As International Business Times reports, Corker “abruptly switched his position” when the latest draft of the bill was released. Analysts that spoke with the IB Times analysts said the latest language in the controversial bill “would specifically allow owners of large real estate holdings through LLCs to deduct a percentage of their ‘pass through’ income from their taxes,” a move that would “personally” enrich real estate LLC owners.
“Corker has millions of dollars of ownership stakes in real-estate related LLCs that could also benefit,” federal records reviewed by IBT show.
The report explains that “pass throughs” are “business entities that don’t pay corporate income taxes.” Instead, they “‘pass through’ income to partners, who then pay personal income taxes on the money they receive.”
The Senate’s reconciled bill has a 20 percent deduction for pass throughs, and in a last-minute change, also “added a new way around restrictions that would have kept pass throughs with large income but few employees from benefiting.”
The loophole is based around “depreciable property,” meaning it provides tax cuts not only to people who pay a lot in wages to employees, but also to those who “own a lot of property,” IBT’s report explains.
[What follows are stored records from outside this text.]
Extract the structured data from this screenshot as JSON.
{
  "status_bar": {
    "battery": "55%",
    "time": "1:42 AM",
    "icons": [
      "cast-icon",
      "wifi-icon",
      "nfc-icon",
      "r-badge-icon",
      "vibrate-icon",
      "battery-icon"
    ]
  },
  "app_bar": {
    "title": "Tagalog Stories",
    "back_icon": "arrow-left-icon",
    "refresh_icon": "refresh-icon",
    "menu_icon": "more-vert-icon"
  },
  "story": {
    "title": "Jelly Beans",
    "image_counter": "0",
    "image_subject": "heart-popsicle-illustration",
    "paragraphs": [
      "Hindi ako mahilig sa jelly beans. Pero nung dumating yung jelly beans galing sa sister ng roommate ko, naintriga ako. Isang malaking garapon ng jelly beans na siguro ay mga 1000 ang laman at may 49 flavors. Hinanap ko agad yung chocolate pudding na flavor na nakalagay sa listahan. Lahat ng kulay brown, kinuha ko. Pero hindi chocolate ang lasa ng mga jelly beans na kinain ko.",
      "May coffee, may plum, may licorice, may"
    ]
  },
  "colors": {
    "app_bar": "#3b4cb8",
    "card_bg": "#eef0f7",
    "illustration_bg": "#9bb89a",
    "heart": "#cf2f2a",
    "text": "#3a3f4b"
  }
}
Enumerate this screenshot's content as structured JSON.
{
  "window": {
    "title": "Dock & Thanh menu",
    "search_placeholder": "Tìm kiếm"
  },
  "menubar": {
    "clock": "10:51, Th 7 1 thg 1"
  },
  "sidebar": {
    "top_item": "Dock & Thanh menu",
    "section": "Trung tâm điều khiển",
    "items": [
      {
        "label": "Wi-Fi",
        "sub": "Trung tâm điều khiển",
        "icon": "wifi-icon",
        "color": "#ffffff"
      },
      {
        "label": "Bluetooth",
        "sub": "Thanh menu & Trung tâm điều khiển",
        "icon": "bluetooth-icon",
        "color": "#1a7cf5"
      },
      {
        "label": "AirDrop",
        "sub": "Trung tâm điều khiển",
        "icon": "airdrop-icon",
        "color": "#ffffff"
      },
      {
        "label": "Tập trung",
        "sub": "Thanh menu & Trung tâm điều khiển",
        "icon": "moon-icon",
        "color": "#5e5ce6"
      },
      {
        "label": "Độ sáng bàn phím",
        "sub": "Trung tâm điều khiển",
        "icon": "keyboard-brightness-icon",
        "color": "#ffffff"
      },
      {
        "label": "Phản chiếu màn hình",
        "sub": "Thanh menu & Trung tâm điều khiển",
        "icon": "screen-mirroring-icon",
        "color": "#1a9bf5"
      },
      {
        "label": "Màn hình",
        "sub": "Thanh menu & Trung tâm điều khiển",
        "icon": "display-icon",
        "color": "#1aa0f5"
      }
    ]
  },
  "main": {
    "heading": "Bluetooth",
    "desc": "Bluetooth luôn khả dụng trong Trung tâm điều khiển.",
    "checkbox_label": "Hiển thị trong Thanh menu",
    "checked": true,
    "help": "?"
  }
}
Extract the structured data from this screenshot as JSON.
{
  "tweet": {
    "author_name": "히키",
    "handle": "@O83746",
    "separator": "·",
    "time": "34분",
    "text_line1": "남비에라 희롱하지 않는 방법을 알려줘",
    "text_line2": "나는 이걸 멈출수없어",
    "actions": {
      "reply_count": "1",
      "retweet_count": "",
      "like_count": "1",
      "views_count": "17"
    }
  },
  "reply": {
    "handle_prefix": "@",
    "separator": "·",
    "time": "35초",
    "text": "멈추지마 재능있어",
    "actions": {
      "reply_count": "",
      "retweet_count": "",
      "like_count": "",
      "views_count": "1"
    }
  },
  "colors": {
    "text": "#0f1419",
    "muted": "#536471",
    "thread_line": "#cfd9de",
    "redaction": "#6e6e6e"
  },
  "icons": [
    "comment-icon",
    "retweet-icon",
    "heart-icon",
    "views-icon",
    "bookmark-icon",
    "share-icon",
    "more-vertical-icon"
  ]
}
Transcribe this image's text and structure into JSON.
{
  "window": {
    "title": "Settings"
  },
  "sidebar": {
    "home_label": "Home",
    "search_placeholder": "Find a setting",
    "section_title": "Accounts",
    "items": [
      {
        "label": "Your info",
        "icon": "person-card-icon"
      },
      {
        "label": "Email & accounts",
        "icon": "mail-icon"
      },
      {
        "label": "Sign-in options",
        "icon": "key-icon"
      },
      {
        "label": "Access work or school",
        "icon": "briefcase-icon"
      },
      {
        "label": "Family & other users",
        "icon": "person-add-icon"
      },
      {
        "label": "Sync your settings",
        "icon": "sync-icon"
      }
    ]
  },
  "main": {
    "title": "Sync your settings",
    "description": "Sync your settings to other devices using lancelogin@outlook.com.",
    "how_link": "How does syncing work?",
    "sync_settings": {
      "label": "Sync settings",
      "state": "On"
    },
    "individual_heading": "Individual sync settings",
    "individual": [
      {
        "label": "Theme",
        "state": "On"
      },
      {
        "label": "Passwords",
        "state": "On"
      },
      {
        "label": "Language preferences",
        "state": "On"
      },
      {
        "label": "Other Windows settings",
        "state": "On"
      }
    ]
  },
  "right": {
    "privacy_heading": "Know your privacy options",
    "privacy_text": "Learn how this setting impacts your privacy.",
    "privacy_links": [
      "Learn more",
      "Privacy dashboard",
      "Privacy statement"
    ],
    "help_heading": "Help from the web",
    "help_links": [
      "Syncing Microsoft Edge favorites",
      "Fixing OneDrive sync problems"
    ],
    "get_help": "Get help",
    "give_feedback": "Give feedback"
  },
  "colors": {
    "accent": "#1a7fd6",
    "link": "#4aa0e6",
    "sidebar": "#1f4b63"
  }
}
The report notes that along with Corker, many of the bill’s supporters and architects, including House Speaker Paul Ryan (R-WI) and President Donald Trump himself own millions in real estate LLCs.
“This helps people who have held property for awhile, like Donald Trump,”David Kamin, a New York University law professor and former economic aide to President Barack Obama, told IBT. “If you’ve got an LLC that’s a trade or business with a bunch of real estate holdings and few employees, [I] think you’re now golden. You get the deduction.”